On no account should a groom allow the family to set the value of the proposed sin sot payment, especially if they do so without any idea of his worth or his station in life. This is important because would they set the value in ignorance of your ability to pay it would be clear that they have no marry-art (respect) for you. This is why western men should never enter into short notice weddings with a Thai woman. Before any in-law family accepts you they should know who you are and whether or not you are a suitable suitor.
The key word in all of this is ‘integrity’. If my own son were to seek the hand of a Thai woman in marriage I would advise him to calculate the value of the sin sot he might pay on the basis of 10% of his liquid assets. If the family is unhappy with his offer I would advise him to disclose his worth to them and explain his plans to provide a good life for their daughter and that the other 90% of his net liquid worth is intended to fund those plans and take care of future family emergencies.
If your bride’s family is wealthy it is vital that you are not strapped for cash after the marriage.

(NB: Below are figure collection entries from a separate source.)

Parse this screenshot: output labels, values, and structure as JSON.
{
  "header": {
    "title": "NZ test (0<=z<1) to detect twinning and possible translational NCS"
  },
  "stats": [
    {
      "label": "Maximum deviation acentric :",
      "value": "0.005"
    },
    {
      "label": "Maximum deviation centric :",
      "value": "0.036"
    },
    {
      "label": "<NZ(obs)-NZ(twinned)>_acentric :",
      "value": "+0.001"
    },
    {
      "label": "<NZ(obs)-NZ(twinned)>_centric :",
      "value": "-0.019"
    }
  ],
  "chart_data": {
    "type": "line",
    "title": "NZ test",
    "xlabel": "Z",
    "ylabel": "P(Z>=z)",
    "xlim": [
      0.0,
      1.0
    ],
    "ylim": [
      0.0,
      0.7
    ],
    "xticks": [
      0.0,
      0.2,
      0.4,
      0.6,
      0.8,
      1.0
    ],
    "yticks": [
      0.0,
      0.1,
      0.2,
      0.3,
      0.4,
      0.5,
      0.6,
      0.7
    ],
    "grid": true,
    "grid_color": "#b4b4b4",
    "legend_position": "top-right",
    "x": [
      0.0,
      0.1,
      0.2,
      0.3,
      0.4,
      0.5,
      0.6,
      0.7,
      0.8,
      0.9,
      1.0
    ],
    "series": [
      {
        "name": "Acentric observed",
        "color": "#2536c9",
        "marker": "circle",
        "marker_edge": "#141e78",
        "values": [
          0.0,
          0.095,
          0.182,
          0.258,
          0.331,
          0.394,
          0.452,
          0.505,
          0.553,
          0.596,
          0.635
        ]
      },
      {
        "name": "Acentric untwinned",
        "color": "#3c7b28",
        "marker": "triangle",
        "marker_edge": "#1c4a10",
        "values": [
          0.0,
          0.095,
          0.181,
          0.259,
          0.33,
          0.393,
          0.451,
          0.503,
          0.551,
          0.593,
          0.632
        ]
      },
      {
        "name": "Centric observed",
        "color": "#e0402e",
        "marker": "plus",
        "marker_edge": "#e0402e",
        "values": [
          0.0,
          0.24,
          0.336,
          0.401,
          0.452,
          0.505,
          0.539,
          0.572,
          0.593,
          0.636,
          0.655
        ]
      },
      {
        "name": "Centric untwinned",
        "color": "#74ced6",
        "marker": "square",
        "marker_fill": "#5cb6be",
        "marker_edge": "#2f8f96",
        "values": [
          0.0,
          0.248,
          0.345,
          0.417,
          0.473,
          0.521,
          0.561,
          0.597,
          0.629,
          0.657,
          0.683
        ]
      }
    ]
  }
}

This is because such circumstance will limit you ability to fit in with your new in-laws. If your bride’s family is poor you should pay whatever sin sot you comfortably can (but be sensible, don’t go over the top) to improve their life and their relationship with their daughter and newly acquired son. The fact is that if you lift your bride’s poor family out of poverty you will be in a position to strongly resist any future unreasonable request from them for money. You will however want to help in a real emergency. (Your emphasis should be on real or perhaps even dire emergency).
I am not prepared to get into rebuttals of any of the innuendos, as to my life-style, habits or financial standing, in any of the hate mail that I have received.
It is suffice to say that no one that has commented on my submissions to date has made an accurate observation as to my persona or financial standing.
Some good info here. Time for me to write about the sin sot in the weekly again, I think.